Postfaktisch, postdemokratisch, postatlantisch

Diese Verengung amerikanischer Politik auf die Figur eines Pseudo-Autokraten mit sehr eigener Wahrnehmung der Realität ist die eigentliche schockierende Erkenntnis aus den ersten vier Wochen der Amtszeit Trumps. Postfaktisch, postdemokratisch, postatlantisch wurde diese Zeit bereits getauft - jetzt ist sie vor allem postberechenbar. Wenig gibt es, woran sich die Staatenwelt in der Organisation ihres Miteinanders noch festhalten kann; nicht einmal das Personal ist da, das verlässlich Auskunft geben könnte.

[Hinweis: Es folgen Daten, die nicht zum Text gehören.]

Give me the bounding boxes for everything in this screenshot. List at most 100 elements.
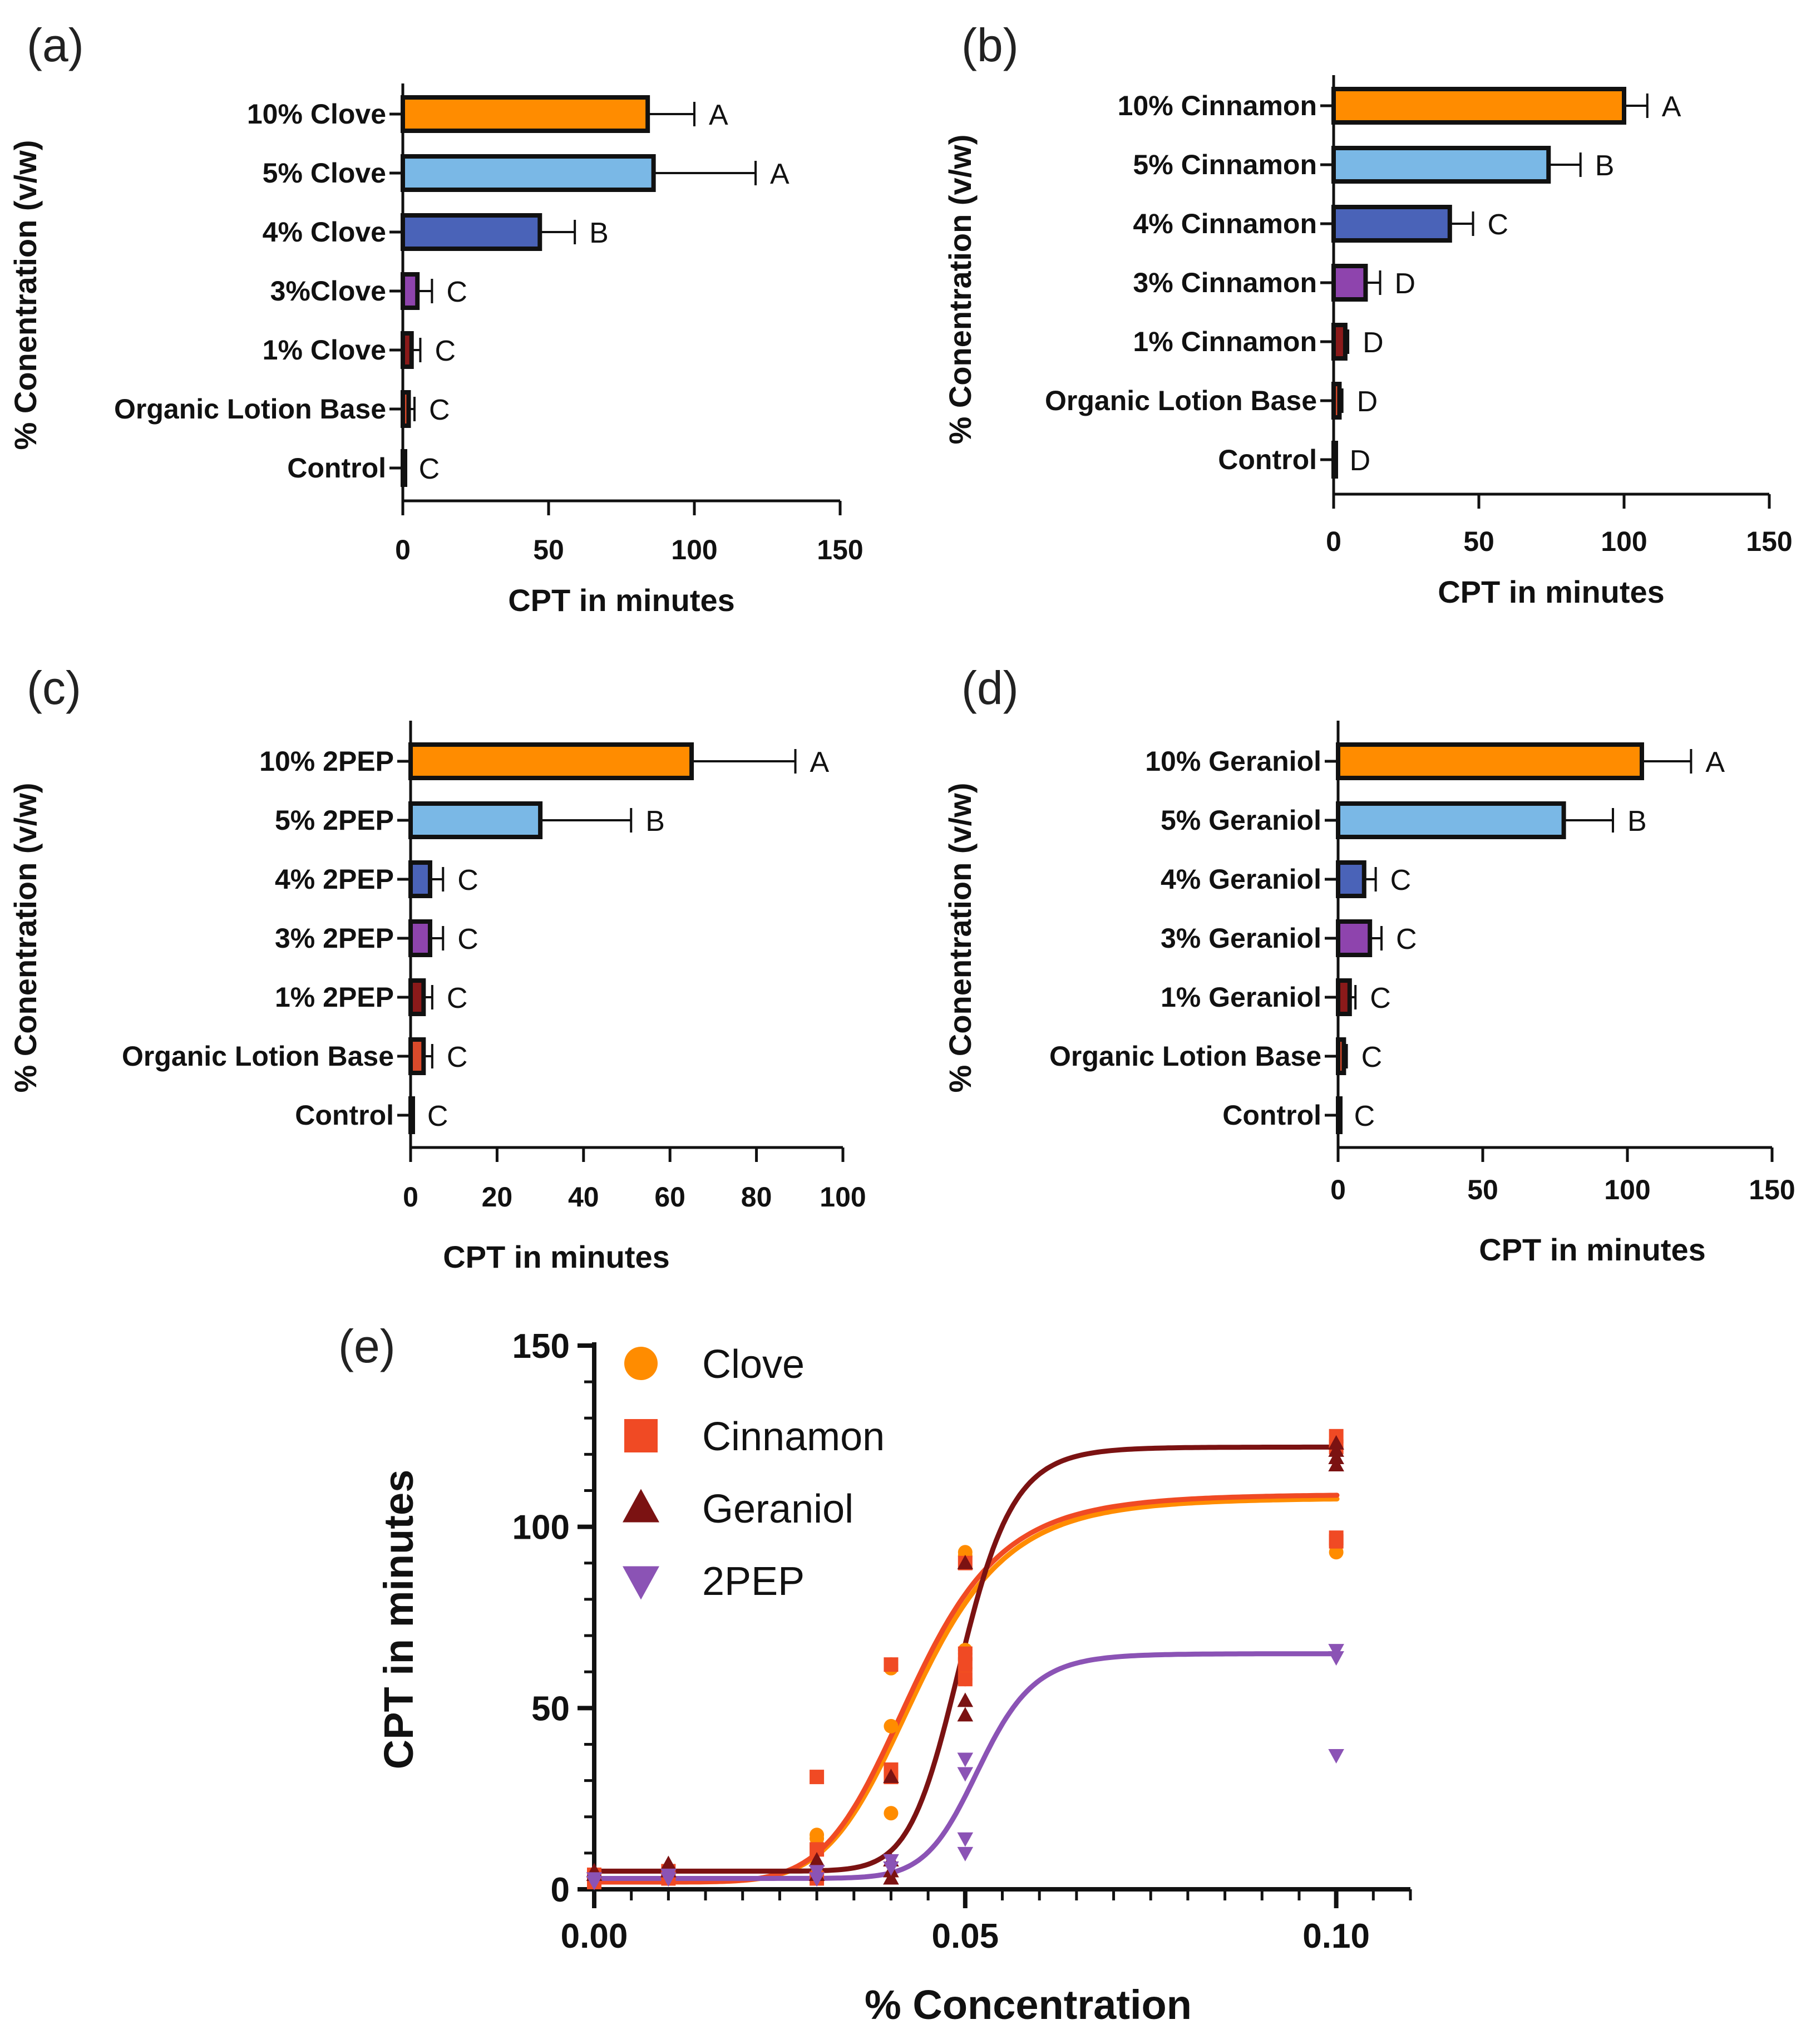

Zwar reisen US-Außenminister Rex Tillerson und Verteidigungsminister James Mattis mit beruhigenden Botschaften unterschiedlicher Überzeugungskraft durch Europa. Wer aber genauer hinschaut, der erkennt, wie verunsichert selbst die beiden Spitzenrepräsentanten ihres Landes sind. Ihnen kommt die undankbare Aufgabe zu, die Unberechenbarkeit des Präsidenten in nutzbares politisches Kapital umzuwechseln und gleichzeitig Signale der Verlässlichkeit auszusenden.

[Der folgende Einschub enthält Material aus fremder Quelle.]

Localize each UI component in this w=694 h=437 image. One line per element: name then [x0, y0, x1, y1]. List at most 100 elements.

Mattis löste das Problem, indem er den Verbündeten beide Botschaften überbrachte: eine Rückversicherung in Sachen militärischer Beistandsgarantie, aber auch ein Ultimatum zur Verbesserung der Zahlungsmoral bei der Nato. "Präsident Trump hat seit seinem Amtsantritt seine volle Unterstützung für die Nato gezeigt", betonte Mattis bei der Eröffnung der Konferenz, ließ dem aber sofort forderndere Töne folgen: Er sei zuversichtlich, noch in diesem Jahr "eine faire Verteilung der Sicherheitslasten zu erreichen". Tillerson, der sich nicht einmal auf einen Apparat seines Vertrauens stützen kann, versuchte hingegen gar nicht, öffentlich Sätze mit längerer Halbwertzeit auszusprechen.

Keine Alleingänge

Bundesverteidigungsministerin Ursula von der Leyen hatte in München vor Mattis' Rede schon deutliche Worte an die neue US-Regierung gerichtet: Lastenteilung sei unter Bündnispartnern mehr als eine Frage des Geldes. Sie sei zuallererst das Prinzip, ohne Wenn und Aber füreinander einzustehen. "Das schließt Alleingänge aus - sowohl den Alleingang des Vorwegpreschens, aber auch den Alleingang des Sich-Wegduckens."

Die 500 Experten im Saal der Münchner Sicherheitskonferenz haben diesen Ruf nach mehr Verlässlichkeit gerne gehört. Sie sind in weiten Teilen Staatssekretäre, Planungsstabschefs, Abteilungsleiter, außerdem Quer- und Vordenker, die an all jene Institutionen angebunden sind, die bisher das Gerüst der internationalen Politik bildeten. Im Dampfkessel München werden sie drei Tage lang diskutieren, wie sich ein wenig Verlässlichkeit am mächtigsten Politiker der Welt vorbei retten lässt.